More than one editor per window

Current Composer clients in the Mozilla codebase all assume that there is only one <editor> tag per window. They all need to be able to deal with multiple editors. Fixing this would require JS changes of the following kind:

  • Standardize the way that clients get at the editorShell (or its replacement, post-embedding work) from the window.
  • Ensure that focus changes between editors update the window's notion of the "current" editor. If we continue to use window.editorShell, then this needs to be updated on focus changes.
  • Ensure that each editor is properly constructed on window setup, and torn down on window destruction.
  • Ensure that window close tests (e.g. calling window.tryToClose) appropriately consult each editor for state.

Insulating editor from the chrome

Composer needs to not know anything about the UI that is driving it. The plan is to insulate Composer from the UI via a new interface that the embedder implements. Any UI that is now thrown up by Composer should go through this interface.
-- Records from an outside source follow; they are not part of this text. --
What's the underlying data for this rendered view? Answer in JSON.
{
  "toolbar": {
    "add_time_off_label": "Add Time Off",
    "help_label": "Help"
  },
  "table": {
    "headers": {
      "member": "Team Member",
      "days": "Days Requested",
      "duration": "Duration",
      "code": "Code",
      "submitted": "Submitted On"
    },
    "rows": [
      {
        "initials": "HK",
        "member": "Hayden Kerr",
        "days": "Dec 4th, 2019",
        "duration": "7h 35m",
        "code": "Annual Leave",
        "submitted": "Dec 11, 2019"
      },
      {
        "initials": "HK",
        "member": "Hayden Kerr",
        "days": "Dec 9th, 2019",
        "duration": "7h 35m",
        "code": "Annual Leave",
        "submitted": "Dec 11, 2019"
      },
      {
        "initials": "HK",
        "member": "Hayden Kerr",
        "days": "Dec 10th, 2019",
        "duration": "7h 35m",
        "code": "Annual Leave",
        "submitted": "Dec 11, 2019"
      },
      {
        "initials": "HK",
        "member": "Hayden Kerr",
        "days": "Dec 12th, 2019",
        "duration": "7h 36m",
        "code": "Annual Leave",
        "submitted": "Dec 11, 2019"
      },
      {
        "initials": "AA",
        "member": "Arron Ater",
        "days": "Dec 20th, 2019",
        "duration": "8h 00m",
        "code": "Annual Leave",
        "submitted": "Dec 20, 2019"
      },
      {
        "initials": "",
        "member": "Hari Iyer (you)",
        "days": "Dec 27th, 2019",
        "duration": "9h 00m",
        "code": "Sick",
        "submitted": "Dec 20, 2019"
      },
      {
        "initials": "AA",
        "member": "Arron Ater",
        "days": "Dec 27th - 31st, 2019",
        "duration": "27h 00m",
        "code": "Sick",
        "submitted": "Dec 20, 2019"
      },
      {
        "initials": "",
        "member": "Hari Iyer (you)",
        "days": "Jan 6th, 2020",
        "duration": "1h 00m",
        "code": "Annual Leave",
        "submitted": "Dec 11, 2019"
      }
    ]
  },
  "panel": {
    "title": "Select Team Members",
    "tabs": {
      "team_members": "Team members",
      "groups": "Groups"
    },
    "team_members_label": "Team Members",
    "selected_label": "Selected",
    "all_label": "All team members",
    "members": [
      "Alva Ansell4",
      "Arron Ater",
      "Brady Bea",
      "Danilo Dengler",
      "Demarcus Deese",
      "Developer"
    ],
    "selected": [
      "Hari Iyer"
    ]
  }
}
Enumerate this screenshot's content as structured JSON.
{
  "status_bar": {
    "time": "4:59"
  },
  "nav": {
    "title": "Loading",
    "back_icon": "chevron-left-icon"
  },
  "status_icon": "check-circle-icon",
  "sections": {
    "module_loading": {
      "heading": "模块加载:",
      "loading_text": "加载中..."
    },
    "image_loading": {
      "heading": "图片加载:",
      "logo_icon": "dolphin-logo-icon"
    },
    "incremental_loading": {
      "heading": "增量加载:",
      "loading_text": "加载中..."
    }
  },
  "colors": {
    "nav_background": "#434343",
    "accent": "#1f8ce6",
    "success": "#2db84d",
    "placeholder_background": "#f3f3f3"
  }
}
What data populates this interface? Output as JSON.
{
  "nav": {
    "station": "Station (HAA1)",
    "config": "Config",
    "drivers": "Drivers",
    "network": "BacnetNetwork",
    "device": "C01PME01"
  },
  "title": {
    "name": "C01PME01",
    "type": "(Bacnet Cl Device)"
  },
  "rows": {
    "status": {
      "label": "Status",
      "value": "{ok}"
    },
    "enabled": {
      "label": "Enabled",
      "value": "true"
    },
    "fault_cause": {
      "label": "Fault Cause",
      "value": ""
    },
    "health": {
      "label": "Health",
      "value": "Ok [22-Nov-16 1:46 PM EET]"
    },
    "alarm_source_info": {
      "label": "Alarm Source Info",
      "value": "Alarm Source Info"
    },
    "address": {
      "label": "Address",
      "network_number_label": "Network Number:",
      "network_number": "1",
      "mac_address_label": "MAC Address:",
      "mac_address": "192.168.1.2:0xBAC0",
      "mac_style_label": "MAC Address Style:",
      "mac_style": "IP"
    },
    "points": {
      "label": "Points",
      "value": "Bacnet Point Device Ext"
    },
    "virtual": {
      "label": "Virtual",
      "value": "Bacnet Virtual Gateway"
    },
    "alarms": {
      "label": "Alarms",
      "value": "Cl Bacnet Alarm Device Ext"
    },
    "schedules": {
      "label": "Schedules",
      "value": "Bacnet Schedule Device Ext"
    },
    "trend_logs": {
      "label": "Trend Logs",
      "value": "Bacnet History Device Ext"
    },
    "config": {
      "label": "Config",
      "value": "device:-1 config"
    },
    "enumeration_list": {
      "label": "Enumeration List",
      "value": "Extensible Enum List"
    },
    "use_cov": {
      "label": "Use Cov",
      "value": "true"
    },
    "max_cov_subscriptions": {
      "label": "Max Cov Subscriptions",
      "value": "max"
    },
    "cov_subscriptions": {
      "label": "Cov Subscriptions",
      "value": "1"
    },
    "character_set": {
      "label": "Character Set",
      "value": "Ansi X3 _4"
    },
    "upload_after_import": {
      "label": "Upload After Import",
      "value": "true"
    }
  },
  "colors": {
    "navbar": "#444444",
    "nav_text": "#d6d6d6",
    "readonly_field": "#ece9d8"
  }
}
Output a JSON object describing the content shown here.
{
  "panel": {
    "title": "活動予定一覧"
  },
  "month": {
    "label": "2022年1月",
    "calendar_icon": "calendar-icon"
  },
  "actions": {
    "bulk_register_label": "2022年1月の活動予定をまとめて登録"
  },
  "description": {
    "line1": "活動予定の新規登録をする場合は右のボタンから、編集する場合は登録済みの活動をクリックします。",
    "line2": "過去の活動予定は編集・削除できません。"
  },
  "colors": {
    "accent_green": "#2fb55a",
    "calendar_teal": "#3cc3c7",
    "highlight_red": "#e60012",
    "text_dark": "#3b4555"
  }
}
  • Use a new interface, nsIEditorUserInterface, to mediate communication between the editor and the UI. An embedder would need to implement this to get native toolbars and menus to work. In Composer, we'd have an implementation in JS that talks to the existing commands, and updates the XUL nodes.
  • Fix existing JS and C++ code which explicitly addresses elements in the XUL document to go through nsIEditorUserInterface.

Steps to embedding

This section attempts to lay out an implementation plan, with the aim of keeping everything working as the various steps are taken. Some of these tasks can be done concurrently.

  1. Decide on how to implement editing session multiple-editor support
  2. Eliminate specific interdependencies between Composer and the XUL document, via nsIEditorUserInterface
  3. Create bottleneck for getting to the focussed editor; ensure that focus changes update state
  4. Move editor ownership to docShell, creating nsIEditorFrame
  5. Created the editing session API which copes with collections of editors (or make editor refocussable)

Open Questions

Where should file Open and Save logic live?

It seems that some embedders will want composer Open and Save file logic, and some won't. Where should this logic live? Can it be in JavaScript? Of course, an embedder should be able to use its own Open and Save dialogs, and communicate with composer to coordinate the open or save process.

Possible Answer

The embedder provides Open and Save dialogs if they want to. In Composer, we can pose these dialogs from JS (once some nsIFile problems have been solved).

Does all Composer UI need to be replaceable?

There is a huge amount of Composer UI in the various dialogs for editing tables, links, images etc. Do we need to make it possible for an embedder to replace all of these with native UI?

Possible Answer

Dialogs use the available editor APIs to get and set data, so can do all their work through existing APIs. If an embedder wants a fully native UI, then they'll have to code their own dialogs, and associated logic, but the APIs should already be available to them. This seems to be a non-issue.